Catherine Zeta Jones and Michael Douglas came up against the tabloid media at their wedding, as they had done on many occasions in the past.
The couple were chased by photographers outside court
In his judgement on the case, Mr Justice Lindsay spoke of "undisputed evidence" of press intrusion into their lives.
Even before a photographer sneaked into their wedding in 2000, to Catherine Zeta Jones and Michael Douglas were well aware of what the paparazzi were capable of.
Zeta Jones told the Hello! court case she was once scared by a photographer who jumped out of a doorway at night time to get a shot of her.
Another time, she crashed her car into a lamp post trying to escape from a paparazzo.
When she became pregnant with the couple's first child, Dylan, an assistant at her lawyer's office told a member of the press the news before the actress had even had a chance to tell her mother.
Then when Dylan was born in August 2000, some journalists posed as family members to sneak into the hospital.
Zeta Jones had to be covered by a sheet as she was wheeled out of the delivery room to avoid being photographed.
Soon after, Zeta Jones was driving her son in California when photographers for a British tabloid paper deliberately crashed into them.
Under Californian law, drivers have to get out of the car to exchange details.
She told the High Court: "They immediately jumped out of their car and took photographs of me looking furious at the side of the road.
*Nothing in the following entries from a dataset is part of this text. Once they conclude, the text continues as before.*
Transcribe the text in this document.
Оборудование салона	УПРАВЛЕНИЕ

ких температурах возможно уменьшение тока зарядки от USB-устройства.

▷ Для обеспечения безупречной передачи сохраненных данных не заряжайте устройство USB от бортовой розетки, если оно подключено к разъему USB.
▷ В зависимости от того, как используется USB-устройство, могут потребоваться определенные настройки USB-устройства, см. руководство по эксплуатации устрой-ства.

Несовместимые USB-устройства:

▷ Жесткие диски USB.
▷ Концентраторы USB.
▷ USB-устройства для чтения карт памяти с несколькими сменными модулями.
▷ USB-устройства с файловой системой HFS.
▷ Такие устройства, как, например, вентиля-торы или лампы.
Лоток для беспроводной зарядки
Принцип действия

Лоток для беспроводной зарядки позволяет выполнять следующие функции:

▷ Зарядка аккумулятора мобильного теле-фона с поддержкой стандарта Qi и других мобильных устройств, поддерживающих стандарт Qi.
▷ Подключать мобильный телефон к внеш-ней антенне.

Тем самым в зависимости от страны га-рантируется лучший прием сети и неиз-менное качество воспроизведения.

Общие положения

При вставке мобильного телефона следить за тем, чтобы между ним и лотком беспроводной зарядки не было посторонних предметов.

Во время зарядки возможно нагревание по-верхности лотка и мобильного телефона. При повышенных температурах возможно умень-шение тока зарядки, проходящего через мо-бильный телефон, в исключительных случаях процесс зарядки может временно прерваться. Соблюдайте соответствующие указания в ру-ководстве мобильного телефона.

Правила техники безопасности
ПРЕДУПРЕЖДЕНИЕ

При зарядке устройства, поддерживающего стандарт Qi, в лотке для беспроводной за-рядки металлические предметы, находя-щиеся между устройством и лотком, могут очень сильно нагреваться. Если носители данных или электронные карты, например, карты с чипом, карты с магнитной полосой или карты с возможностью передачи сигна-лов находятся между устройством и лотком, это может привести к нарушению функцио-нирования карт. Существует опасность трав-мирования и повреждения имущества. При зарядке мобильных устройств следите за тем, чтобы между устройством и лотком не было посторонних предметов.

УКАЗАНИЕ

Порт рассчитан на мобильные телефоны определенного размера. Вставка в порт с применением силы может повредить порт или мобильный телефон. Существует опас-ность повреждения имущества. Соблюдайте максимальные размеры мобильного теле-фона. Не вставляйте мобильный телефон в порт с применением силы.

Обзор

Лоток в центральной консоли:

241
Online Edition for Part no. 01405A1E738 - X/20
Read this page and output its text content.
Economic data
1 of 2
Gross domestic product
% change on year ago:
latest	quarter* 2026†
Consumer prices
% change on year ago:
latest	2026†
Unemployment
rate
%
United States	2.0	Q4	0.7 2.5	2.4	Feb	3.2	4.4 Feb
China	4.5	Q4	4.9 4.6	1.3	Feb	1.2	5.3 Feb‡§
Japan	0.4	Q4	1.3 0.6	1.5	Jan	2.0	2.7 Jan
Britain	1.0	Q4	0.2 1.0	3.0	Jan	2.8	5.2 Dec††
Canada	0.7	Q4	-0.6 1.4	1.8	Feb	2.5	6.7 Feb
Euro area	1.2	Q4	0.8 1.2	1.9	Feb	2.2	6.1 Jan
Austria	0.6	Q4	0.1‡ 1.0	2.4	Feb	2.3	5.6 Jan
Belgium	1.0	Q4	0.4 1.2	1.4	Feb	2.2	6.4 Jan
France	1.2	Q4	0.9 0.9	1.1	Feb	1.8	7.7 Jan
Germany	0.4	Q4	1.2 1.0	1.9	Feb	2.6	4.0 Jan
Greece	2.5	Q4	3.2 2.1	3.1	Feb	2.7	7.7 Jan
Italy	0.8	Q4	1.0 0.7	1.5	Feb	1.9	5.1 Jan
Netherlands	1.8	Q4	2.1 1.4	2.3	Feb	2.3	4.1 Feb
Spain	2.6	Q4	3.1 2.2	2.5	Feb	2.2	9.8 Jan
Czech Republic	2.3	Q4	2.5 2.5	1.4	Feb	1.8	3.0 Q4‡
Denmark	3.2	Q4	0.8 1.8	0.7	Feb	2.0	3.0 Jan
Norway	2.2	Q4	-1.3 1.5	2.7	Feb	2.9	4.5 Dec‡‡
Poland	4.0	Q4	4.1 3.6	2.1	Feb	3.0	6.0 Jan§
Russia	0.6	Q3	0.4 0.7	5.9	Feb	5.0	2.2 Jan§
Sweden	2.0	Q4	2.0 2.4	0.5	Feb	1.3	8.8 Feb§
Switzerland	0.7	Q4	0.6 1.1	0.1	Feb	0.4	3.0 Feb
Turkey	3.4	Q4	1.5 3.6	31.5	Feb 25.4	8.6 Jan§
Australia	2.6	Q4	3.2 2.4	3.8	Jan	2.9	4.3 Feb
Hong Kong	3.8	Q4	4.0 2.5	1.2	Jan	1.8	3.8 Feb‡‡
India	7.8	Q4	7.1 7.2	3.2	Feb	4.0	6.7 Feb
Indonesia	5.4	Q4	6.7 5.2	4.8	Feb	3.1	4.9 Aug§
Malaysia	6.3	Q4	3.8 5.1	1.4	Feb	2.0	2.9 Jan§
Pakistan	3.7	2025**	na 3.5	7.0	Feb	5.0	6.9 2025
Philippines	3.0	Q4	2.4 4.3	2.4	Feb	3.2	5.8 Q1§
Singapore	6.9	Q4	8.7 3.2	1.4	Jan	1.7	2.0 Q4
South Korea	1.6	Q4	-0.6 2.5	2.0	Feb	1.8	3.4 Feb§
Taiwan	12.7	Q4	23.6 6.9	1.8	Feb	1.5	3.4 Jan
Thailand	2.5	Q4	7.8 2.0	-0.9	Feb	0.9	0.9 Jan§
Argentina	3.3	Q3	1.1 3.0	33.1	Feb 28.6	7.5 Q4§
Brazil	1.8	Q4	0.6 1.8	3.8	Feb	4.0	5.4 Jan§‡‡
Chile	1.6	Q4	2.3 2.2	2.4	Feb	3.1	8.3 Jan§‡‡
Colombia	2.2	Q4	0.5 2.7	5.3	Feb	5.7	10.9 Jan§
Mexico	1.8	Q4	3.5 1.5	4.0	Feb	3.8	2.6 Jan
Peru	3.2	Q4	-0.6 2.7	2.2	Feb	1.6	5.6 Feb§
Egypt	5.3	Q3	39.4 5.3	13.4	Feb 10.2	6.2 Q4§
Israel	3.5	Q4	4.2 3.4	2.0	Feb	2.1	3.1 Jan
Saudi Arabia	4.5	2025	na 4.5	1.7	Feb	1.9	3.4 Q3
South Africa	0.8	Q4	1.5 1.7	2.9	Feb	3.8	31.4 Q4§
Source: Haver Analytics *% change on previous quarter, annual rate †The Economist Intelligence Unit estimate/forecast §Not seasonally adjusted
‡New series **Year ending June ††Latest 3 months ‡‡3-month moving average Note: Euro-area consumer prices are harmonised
It is easy to see, against such a background, how celebrities may become especially defensive
"They then published them in an article about me being consumed by road rage.
"This incident made me very angry."
The judge in the Hello! case, Mr Justice Lindsay, said: "It is easy to see, against such a background, how celebrities may become especially defensive."
So when they planned their wedding, they knew there would be strong press interest - and wanted to keep the paparazzi out.
They signed a £1m deal with OK! magazine for exclusive pictures, saying they thought this would make other publications lose interest.
But the preparations and big day itself in November 2000 were still surrounded by strict security.
They are one of the most photographed couples in the world
All suppliers and potential suppliers were made to sign confidentiality agreements and guests were due to be given the time and venue only at the last minute.
But one of the florists who unsuccessfully tendered for work revealed to the New York Post that the ceremony was to be held at the Plaza Hotel.
The day before the event, tickets were hand-delivered to guests staying in New York, and those not in the city received them by courier.
On the back of each ticket was an invisible ink code and design that only event planner Simone Martel Levinson knew.
As they entered the hotel, guests swapped this card for a gold wedding pin designed by the couple and which had been kept secret.
Those arriving were also told to leave cameras in the cloakroom.
Three private security guards patrolled the corridors, and the security bill came to more than $66,000 (£46,400).
Other hotel guests were kept well away and the wedding rooms were regularly "swept" until an hour before the ceremony to check for hidden sound or video recorders.
The New York Police Department and Fire Department were consulted, and technicians monitored the hotel's fire alarm throughout the event to make sure those inside would not be forced to evacuate.
Zeta Jones thought the security had been successful.
"We had managed to have a private wedding for our family and friends without suffering the intrusion of the media into our special day," she said.
But she was soon to discover that despite the security a paparazzo had infiltrated the event and sold the pictures to Hello!
Rupert Thorpe, son of former UK Liberal Party leader Jeremy, had taken pictures of the bride, the groom, the wedding dress and the cake.
It was cheap and tacky and everything I didn't want
When the official pictures were examined, a man in a dinner jacket was seen holding and tilting a small camera cupped in his hands below waist level.
He was thought to have been accompanied by his fiancée, but the official photograph did not show whether they wore the gold pins.
It is not known whether any other photographers got in but were unable to take pictures.
Mr Thorpe's images appeared in Hello! - as well as The Sun newspaper, which ran headlines like Catherine Eater Jones alongside a picture of the bride eating wedding cake.
"It was cheap and tacky and everything I didn't want to have shown as being part of my special day," she told the court.
"They were poor quality, sleazy, unflattering and looked like they had been stolen as indeed they had."